448 pages, G. K. Hall & Company, ISBN-13: 978-0816140237
Supposedly, Chuck Yeager has amassed a bad rap, but from his autobiography it’s hard to see why. The retired USAF General, who went from shooting down German jets in WWII to flying faster than sound before anybody else thought it possible, tells it like it is. While that may not engender warm feelings, Yeager was obviously a man even his rivals could trust.
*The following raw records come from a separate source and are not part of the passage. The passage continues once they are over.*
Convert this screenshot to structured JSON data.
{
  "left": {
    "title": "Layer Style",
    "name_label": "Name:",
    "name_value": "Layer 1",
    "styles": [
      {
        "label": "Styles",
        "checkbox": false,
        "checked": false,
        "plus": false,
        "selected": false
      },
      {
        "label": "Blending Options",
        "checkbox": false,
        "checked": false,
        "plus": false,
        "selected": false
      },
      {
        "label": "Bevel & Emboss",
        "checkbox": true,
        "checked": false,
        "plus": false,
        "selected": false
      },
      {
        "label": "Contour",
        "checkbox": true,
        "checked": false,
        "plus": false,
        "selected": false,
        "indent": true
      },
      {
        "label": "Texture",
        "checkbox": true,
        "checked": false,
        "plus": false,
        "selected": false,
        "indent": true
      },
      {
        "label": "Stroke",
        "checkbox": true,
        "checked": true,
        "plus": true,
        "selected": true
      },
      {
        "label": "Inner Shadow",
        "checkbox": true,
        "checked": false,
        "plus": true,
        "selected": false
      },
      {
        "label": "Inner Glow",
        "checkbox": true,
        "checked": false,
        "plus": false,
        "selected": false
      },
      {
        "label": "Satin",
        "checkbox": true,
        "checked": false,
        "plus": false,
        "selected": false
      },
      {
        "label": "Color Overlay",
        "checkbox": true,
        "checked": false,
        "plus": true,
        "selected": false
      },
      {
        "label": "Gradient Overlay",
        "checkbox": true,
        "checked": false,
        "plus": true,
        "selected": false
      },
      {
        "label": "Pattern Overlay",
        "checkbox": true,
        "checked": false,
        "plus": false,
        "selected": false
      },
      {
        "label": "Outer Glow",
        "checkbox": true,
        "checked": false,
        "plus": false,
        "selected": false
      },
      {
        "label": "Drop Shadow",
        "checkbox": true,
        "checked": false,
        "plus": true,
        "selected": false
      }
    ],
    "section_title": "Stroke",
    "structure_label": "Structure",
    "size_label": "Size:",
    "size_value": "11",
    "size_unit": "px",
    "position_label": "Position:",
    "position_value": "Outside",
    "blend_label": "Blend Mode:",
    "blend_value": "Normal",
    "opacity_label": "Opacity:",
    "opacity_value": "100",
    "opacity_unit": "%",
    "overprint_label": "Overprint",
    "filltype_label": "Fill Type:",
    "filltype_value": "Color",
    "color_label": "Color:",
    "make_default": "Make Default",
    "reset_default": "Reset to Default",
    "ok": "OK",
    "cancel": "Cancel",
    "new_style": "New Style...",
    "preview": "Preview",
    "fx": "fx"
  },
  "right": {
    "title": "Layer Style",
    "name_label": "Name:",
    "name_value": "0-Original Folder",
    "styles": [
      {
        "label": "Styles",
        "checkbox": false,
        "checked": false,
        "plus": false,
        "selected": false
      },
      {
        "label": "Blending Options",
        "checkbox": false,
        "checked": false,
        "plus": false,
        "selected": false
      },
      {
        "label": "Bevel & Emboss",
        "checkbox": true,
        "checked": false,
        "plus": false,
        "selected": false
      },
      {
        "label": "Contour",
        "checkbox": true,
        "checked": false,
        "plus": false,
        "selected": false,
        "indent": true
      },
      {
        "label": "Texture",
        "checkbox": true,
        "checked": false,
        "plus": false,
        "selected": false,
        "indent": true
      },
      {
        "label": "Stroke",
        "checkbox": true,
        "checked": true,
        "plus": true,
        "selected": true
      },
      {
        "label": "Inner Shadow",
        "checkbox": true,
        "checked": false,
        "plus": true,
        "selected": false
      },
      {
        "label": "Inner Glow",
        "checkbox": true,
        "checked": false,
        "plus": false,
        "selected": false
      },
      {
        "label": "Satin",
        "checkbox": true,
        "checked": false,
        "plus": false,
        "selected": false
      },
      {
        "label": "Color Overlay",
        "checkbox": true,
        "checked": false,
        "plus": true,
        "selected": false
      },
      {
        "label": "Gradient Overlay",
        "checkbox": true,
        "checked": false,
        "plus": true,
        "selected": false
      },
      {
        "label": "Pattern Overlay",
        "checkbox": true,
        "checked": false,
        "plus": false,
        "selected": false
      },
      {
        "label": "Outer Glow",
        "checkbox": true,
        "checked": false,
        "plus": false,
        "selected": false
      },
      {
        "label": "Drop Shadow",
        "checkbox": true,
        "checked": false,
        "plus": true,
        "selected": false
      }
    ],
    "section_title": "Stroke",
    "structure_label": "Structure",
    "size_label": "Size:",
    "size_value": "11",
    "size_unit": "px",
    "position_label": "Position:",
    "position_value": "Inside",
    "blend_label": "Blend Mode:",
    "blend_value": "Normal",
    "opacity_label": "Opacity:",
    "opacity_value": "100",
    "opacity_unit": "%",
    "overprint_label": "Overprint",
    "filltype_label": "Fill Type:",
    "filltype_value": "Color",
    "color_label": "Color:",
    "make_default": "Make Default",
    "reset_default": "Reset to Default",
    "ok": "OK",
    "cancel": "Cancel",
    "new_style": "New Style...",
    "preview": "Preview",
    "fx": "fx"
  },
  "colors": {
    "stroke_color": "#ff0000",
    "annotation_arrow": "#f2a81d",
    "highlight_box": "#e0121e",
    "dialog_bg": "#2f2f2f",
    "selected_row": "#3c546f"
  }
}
The General writes of his humble Virginian origins. Enlisting in the Army as a mechanic, Yeager moved to the pilot's seat through a program intended to put more non-com's into flight-duty. Yeager displays a true pilot's nostalgia of the days when he writes lovingly of the obsolete P-39's he flew from Oroville (half the P-39's built went to the Red AF under lend/lease). Getting to England by 1943, Yeager upgraded to the legendary P-51 – only to get shot down by a German FW-190. Smuggled into neutral Spain and then repatriated, Yeager returned to his unit and then began shooting down German planes, including the Me-262, the first operational jet fighter. Describing the crude though effective jet, Yeager shows how his mechanic's training and senses made the crucial difference: the early jets, built for high-speed, were vulnerable when approaching their runways for landing. Because existing jet engines responded slowly and unpredictably (with one engine spooling up much faster than the other) Luftwaffe pilots who tried to speed away from threats a low speeds often got sucked into mysterious and uncontrollable rolls. It was thus in that vulnerable state that Yeager hunted the vaunted jets.
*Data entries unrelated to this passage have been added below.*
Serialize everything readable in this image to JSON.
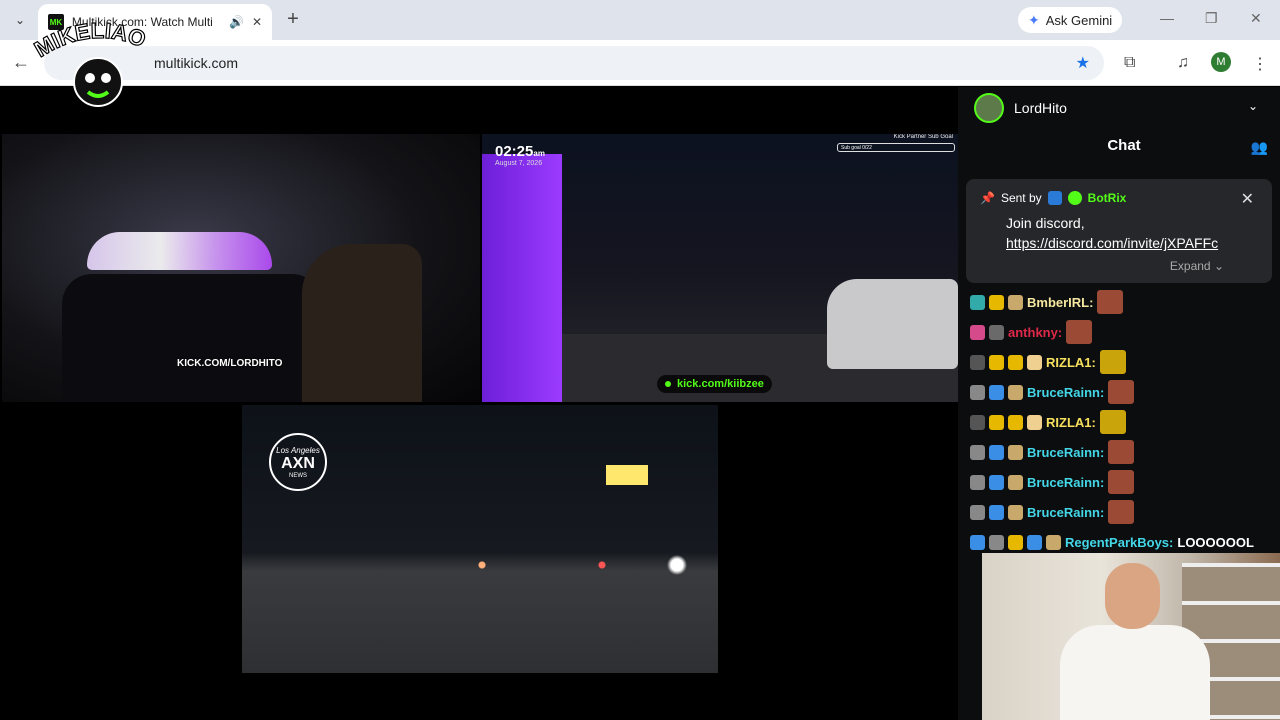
{
  "browser": {
    "tab_title": "Multikick.com: Watch Multi",
    "favicon_text": "MK",
    "url": "multikick.com",
    "gemini_label": "Ask Gemini",
    "profile_initial": "M"
  },
  "streams": {
    "s1": {
      "tag": "KICK.COM/LORDHITO"
    },
    "s2": {
      "time": "02:25",
      "ampm": "am",
      "date": "August 7, 2026",
      "goal_label": "Kick Partner Sub Goal",
      "goal_text": "Sub goal 0/22",
      "kick_tag": "kick.com/kiibzee"
    },
    "s3": {
      "logo_top": "Los Angeles",
      "logo_main": "AXN",
      "logo_bottom": "NEWS"
    }
  },
  "chat": {
    "channel": "LordHito",
    "title": "Chat",
    "pinned": {
      "sent_by": "Sent by",
      "bot": "BotRix",
      "text": "Join discord,",
      "link": "https://discord.com/invite/jXPAFFc",
      "expand": "Expand"
    },
    "messages": [
      {
        "user": "BmberIRL:",
        "color": "#f5e7a0",
        "badges": [
          "#3aa",
          "#e6b800",
          "#c9a86b"
        ]
      },
      {
        "user": "anthkny:",
        "color": "#e0294a",
        "badges": [
          "#d44a8a",
          "#6a6a6a"
        ]
      },
      {
        "user": "RIZLA1:",
        "color": "#f6e05e",
        "badges": [
          "#555",
          "#e6b800",
          "#e6b800",
          "#f0d090"
        ]
      },
      {
        "user": "BruceRainn:",
        "color": "#43d7e8",
        "badges": [
          "#888",
          "#3a8ee6",
          "#c9a86b"
        ]
      },
      {
        "user": "RIZLA1:",
        "color": "#f6e05e",
        "badges": [
          "#555",
          "#e6b800",
          "#e6b800",
          "#f0d090"
        ]
      },
      {
        "user": "BruceRainn:",
        "color": "#43d7e8",
        "badges": [
          "#888",
          "#3a8ee6",
          "#c9a86b"
        ]
      },
      {
        "user": "BruceRainn:",
        "color": "#43d7e8",
        "badges": [
          "#888",
          "#3a8ee6",
          "#c9a86b"
        ]
      },
      {
        "user": "BruceRainn:",
        "color": "#43d7e8",
        "badges": [
          "#888",
          "#3a8ee6",
          "#c9a86b"
        ]
      },
      {
        "user": "RegentParkBoys:",
        "color": "#43d7e8",
        "badges": [
          "#3a8ee6",
          "#888",
          "#e6b800",
          "#3a8ee6",
          "#c9a86b"
        ],
        "text": "LOOOOOOL"
      }
    ]
  },
  "overlay": {
    "logo_text": "MIKELIAO"
  }
}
After the war, and on the strength of his having been shot down, Yeager became a test pilot at the famed high-desert testing ground of Edwards AFB. Though a fighter pilot, it was again Yeager's mechanic's training that made the difference in his selection to pilot the supersonic X-1. Originally intended for flight by civilian pilots with high-price tags, the X-1 was grabbed in 1947 by the newly formed US Air Force as a high-profile project whose success would set that service apart from the Army from which it had just been separated. Successfully taking the X-1 past the sonic barrier, and avoiding numerous would-be disasters, Yeager excelled as a fighter-pilot. Though rivals with test pilots in other services, it was with civilian pilots that Yeager reveals a true enmity, and for the period NASA pilots in particular. Paid for their work, these pilots were not likely to satisfy the minimal requirements of flight test – exploring and establish the outer boundaries of an airplane's performance (nor were they very good pilots, the General maintains, "proven" by the fatal mid-air collision between the B-70 and a NASA flown F-104 in 1965). Even the best civilian fliers are flawed pilots, exceling simply because of their readiness to test their flawed assumptions, as “Wheaties” Welsh did at the controls of an F-100 prototype with a poorly-designed vertical stabilizer.
Leaving flight-test, Yeager eventually rose to command of a squadron of F-100, a plane revolutionary in that – for its pilots – it inaugurated both missiles and mid-air refueling, and was guaranteed to weed out “weak sisters”. Yeager's adventures include stints commanding units in Europe during the early cold-war days, Vietnam and Pakistan during the 1970s, as well as more flight test. He flew with Jacqueline Cochrane, the rich aviatrix who left the scent of perfume in any plane she flew, chatted with Andrei Tupolev and MiG pilots, and flew MiG-15’s flown to the west by defectors. Through it all, he rarely rises to being judgmental, though he lets history do it for him – like the way the public largely ignored him and other test-pilots while lavishing attention on Mercury pilots whose scientific contributions to flight test were not as great. At the same time, his ire towards the political forces that inevitably stretched their tentacles out at flight test becomes too great to ignore - such as when one lackluster African American pilot becomes the Kennedy Administration's designated astronaut.
Yeager is full of insights into the aviation's golden age as well as the Cold War, yet it remains one man's story, and like the Bell X-1, it’s a story you’re strapped into until the end.